1.ケネディー大統領の「コンシューマー・ドクトリン」

 2013年11月15日に、キャロライン・ケネディー駐日大使が着任した。ケネディー駐日大使の父親である故ジョン・F・ケネディー大統領の業績のひとつに「コンシューマー・ドクトリン」の提唱による消費者の権利の保護と「コンシューマリズム」の活動の啓発がある。

 1962年、故ケネディー大統領は『消費者の権利保護に関する大統領特別教書』において、「消費者の4つの権利(Consumer Rights)」をうたった。

(1)安全を求める権利(the right to safety)
(2)知らされる権利 (the right to be informed)
(3)選択する権利 (the right to choose)
(4)意見が反映される権利 (the right to be heard)

の4つの基本権利である(John F. Kennedy, “Special Message to the Congress on Protecting the Consumer Interest, March 15, 1962.” Public Papers of the Presidents of the United States, John F. Kennedy, 1962, U. S. Government Printing Office, 1962, pp. 235-243.)。その後、1975年にジェラルド・R・フォード大統領が「消費者教育を受ける権利」を追加し、「消費者の5つの権利」とよばれるようになった。

2.「安全を求める権利」とは

 故ケネディー大統領の大統領特別教書によれば、「安全を求める権利」とは、健康や生命にとって危険な製品の販売から保護される権利である。

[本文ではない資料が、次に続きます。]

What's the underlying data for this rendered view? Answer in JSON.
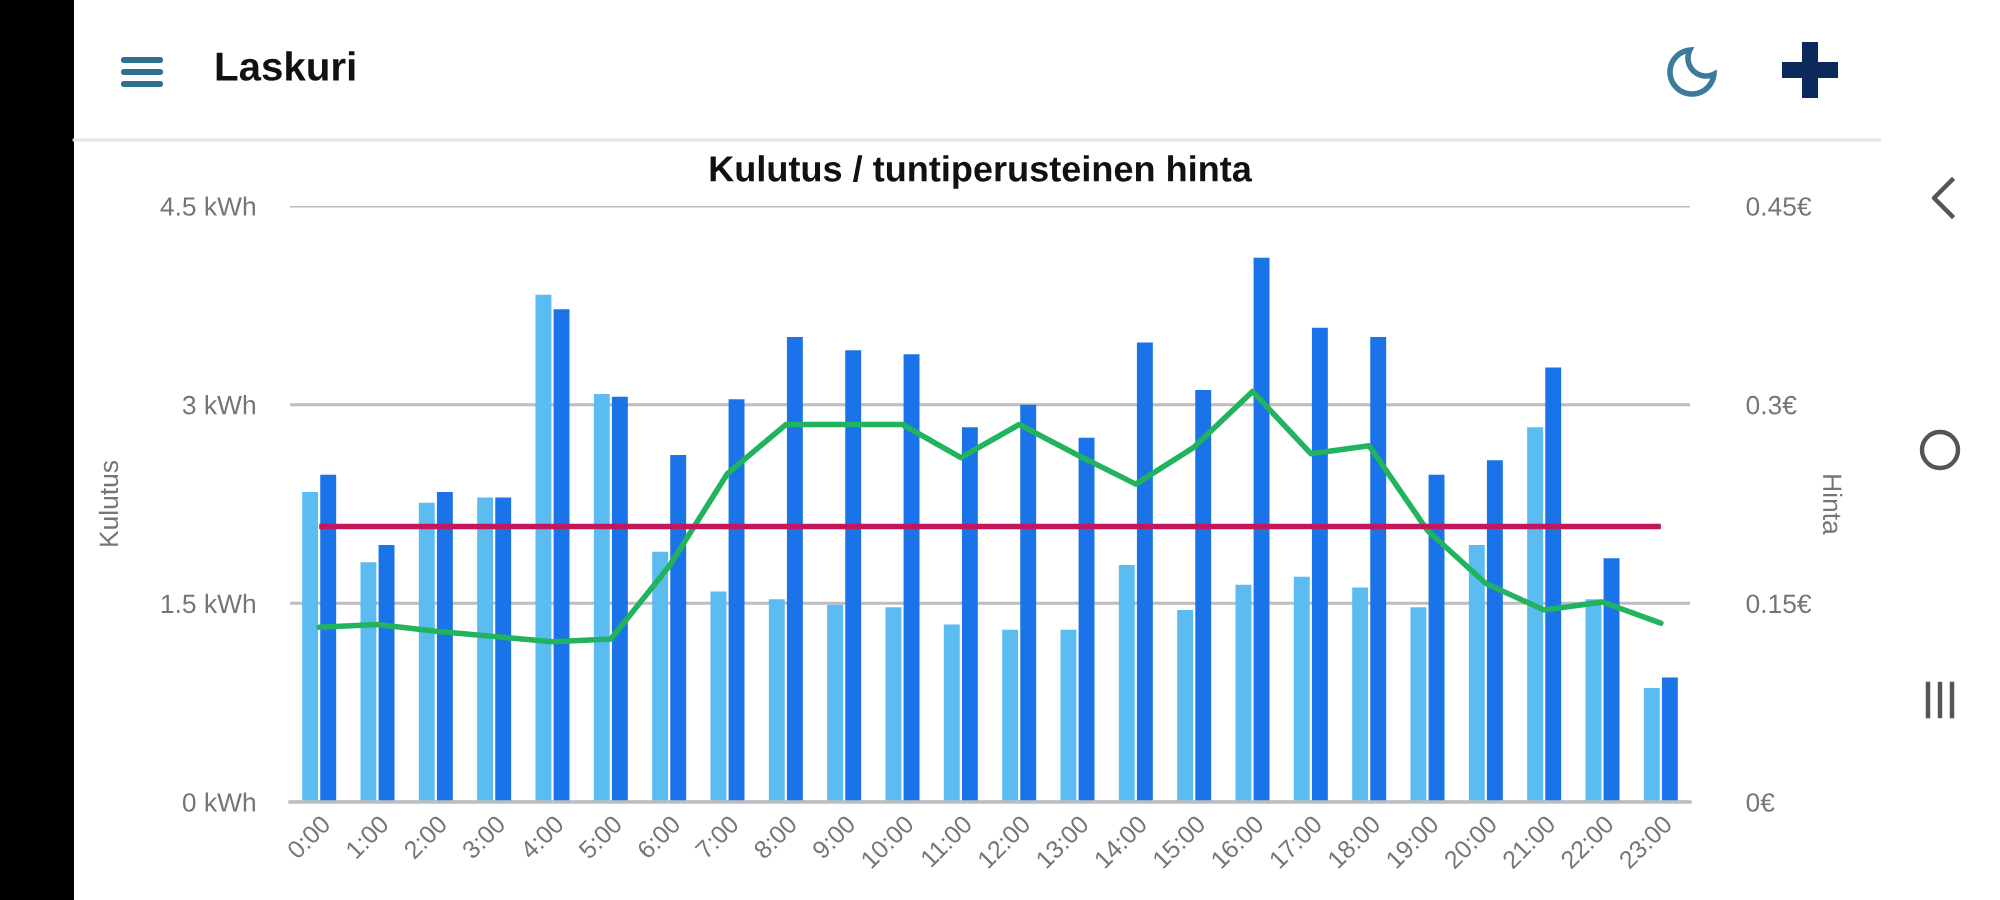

 「知らされる権利」とは、偽りや不正を含んだり、はなはだしい誤解を与えたりする情報、広告、表示などから保護され、かつ選択するために必要な知識を得る権利である。「知る権利」は我が国の憲法第21条第1項の規定にも関連するものである(最高裁昭和44年(し)第68号 昭和44年11月26日大法廷決定 「博多駅フィルム提出命令事件」)。

 「選択する権利」とは、できる限り多様な製品やサービスを、競争価格で入手できるよう保障される権利である。

 競争が働かず、政府の規制が行われている業種においては、「選択する権利」とは、満足できる品質とサービスが公正な価格で保障される権利である。「意見が反映される権利」とは、政府の政策立案において、消費者の利益が十分かつ思いやりをもって考慮され、行政手続においては、公正で迅速な扱いを受けられるよう保障される権利である。

 「安全を求める権利」によれば、健康・生命に危険な製品からだけではなく、その製品の製造過程やサービスからも守られる必要がある。この意味では原子力発電による「電力」は、故ケネディー大統領の「コンシューマー・ドクトリン」に反していることは明白である。

 このコラムの第6回(『小泉元首相の「原発ゼロ」はエジソンの発明で可能』)で述べたように、現在の電力会社による電力の供給は、過剰設備、非効率の典型例の産物である。我が国では、「総括原価方式」の下、どのように過剰な設備をもっていてもすべて電力料金に転嫁でき、しかも地域独占によって競争相手にさらされずに、料金を引上げられることが許されてきたので、コンシューマー・ドクトリンで提唱された、「知らされる権利(知る権利)」、「選択する権利」、「意見が反映される権利」のいずれも無視されてきた。

 経済産業省の官僚を含めた電力業界の利権のために、グローバルな見地から、電力があり余っている状態の国や地域から不足の状態の国や地域に電力を供給する送配電技術等の工夫が優先されるべきであるのに、消費者の権利は全く保護されていない。

3.特許法第1条の規定の趣旨

 特許法第1条には、「この法律は、発明の保護及び利用を図ることにより、発明を奨励し、もって産業の発達に寄与することを目的とする」と規定されている。特許法第1条に規定されている「産業の発達」とは「コンシューマー・ドクトリン」に適合するものでなくてはならず、特許法第1条に規定されている発明の目的は、「コンシューマリズム」の活動を最大化できるものでなくてはならない。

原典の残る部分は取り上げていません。